One of my all-time favorite sports movies, The Natural, staring Robert Redford, who plays an over-the-hill rookie baseball player ranked No. 6 on ESPN’s list. The seventh spot was awarded to Chariots of Fire, which was followed by another one of my favorites, Jerry Maguire, starring Tom Cruise, who plays a down-and-out sports agent. Everyone’s favorite racehorse Seabiscuit and the unforgettable Walt Disney classic Remember the Titans made up the Top 10.
I don’t have a problem agreeing with ESPN’s Top 10 sports movies. I’ve seen most of them and they were all great movies that I could watch over and over again.
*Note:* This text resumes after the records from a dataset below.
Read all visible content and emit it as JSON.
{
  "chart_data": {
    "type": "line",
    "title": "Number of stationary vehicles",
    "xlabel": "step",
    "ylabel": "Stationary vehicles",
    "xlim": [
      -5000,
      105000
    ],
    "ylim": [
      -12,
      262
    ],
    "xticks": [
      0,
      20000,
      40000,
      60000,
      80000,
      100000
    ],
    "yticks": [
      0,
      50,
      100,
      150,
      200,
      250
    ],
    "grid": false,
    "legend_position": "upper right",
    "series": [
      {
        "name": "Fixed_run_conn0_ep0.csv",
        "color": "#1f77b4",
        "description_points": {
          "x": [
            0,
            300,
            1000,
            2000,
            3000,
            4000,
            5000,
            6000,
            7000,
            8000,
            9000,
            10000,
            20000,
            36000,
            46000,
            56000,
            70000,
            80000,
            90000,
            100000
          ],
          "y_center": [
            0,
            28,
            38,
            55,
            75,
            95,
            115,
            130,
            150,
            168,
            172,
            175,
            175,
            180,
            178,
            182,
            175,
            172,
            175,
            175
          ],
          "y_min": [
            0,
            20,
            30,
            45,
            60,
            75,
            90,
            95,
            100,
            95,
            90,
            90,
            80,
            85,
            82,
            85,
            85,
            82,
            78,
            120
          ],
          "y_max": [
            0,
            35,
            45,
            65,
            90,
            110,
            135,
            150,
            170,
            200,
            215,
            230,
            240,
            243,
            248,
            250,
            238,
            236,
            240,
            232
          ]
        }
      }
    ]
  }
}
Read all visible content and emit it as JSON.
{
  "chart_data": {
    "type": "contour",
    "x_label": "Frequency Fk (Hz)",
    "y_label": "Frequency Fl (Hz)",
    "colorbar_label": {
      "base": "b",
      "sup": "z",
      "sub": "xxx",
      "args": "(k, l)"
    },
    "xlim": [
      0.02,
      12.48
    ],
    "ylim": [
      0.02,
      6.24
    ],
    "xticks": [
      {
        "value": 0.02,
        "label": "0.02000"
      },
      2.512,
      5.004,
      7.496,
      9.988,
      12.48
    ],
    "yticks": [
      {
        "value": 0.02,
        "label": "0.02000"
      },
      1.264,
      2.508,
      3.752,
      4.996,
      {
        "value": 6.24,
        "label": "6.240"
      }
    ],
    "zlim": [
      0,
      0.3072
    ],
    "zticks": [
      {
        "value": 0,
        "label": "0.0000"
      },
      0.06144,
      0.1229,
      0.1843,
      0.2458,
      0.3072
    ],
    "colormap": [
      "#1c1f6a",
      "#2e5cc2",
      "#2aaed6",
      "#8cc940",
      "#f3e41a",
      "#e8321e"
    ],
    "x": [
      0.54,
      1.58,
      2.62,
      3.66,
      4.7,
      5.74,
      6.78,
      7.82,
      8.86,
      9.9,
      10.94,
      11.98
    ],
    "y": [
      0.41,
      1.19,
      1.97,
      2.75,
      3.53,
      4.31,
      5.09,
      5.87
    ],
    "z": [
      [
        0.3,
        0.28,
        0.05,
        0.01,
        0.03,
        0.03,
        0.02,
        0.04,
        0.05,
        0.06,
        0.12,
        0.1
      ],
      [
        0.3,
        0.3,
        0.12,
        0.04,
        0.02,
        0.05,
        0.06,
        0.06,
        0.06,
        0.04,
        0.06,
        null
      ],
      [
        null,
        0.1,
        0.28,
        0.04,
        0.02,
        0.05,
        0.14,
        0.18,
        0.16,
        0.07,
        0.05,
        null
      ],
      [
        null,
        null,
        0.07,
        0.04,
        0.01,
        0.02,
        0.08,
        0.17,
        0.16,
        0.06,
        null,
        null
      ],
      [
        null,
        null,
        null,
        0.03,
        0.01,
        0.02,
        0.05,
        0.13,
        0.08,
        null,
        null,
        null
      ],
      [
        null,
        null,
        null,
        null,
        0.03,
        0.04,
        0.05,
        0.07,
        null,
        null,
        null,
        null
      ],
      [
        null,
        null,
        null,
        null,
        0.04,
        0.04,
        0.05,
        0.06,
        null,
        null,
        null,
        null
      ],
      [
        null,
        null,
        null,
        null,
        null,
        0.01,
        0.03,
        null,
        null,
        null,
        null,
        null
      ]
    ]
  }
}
Many of them I’ve already watched repeatedly.
As for the next 10, I would have made my selections differently.
A League of Their Own, which featured one of Tom Hanks’ best performances, was chosen as No. 11 on the list. Eight Men Out, White Men Can’t Jump, Major League and Tin Cup followed suit.
Of the above five mentioned movies, I believe Eight Men Out and White Men Can’t Jump don’t have any business being included in this elite list. There are several movies that surpassed them in the box office and should have been included in this list. I will share later.
Billy Crystal’s directing debut 61* documenting the lives of Roger Maris and Mickey Mantle ranked 16th followed by The Hurricane, the all-time greatest pool hall movie The Color of Money, Finding Forrester and The Rookie. Again, I disagreed with ESPN’s judges, but this time only with Finding Forrester.
The final five movies in the countdown included Ali, Bend it Like Beckham, Cobb, Rudy and Searching for Bobby Fischer. This I believe was the worst selecting the judges made. The only movie in this list worthy of the Top 25 was Rudy. The rest were good, but not great.
The judges should have attempted to include every sport in their list if they were going to include a movie about a child prodigy chess player. If they had looked to every sport they would have realized they left out one of my all-time favorites 8 Seconds, starring Luke Perry, who played World Champion bull rider Lane Frost. With all the cowboys and cowgirls throughout Butler County, I’m sure I’m not the only one.
Any movie that is based on a true story and had average directing should have been considered for the elite list. 8 Seconds should have been in the place of Eight Men Out.
Another movie that I believe was overlooked is Days of Thunder. To my knowledge it is the only movie that depicts NASCAR drivers’ ways of life and Tom Cruise, Robert Duval and Randy Quaid did great jobs with their roles. This movie could have easily replaced White Men Can’t Jump on ESPN’s list.
When it comes to golfing movies, I make sure to rent them and make my opinion known. Even though Tin Cup was a good movie about a deadbeat golfing pro that tries to make it big, The Legend of Bagger Vance far exceeded it.
The other two movies I believe should have been included are The Sandlot and The Babe. The Sandlot was a lot better children’s movie than Bend it Like Beckham and when it comes to baseball greats, watching a movie about Babe Ruth is much better than Ty Cobb.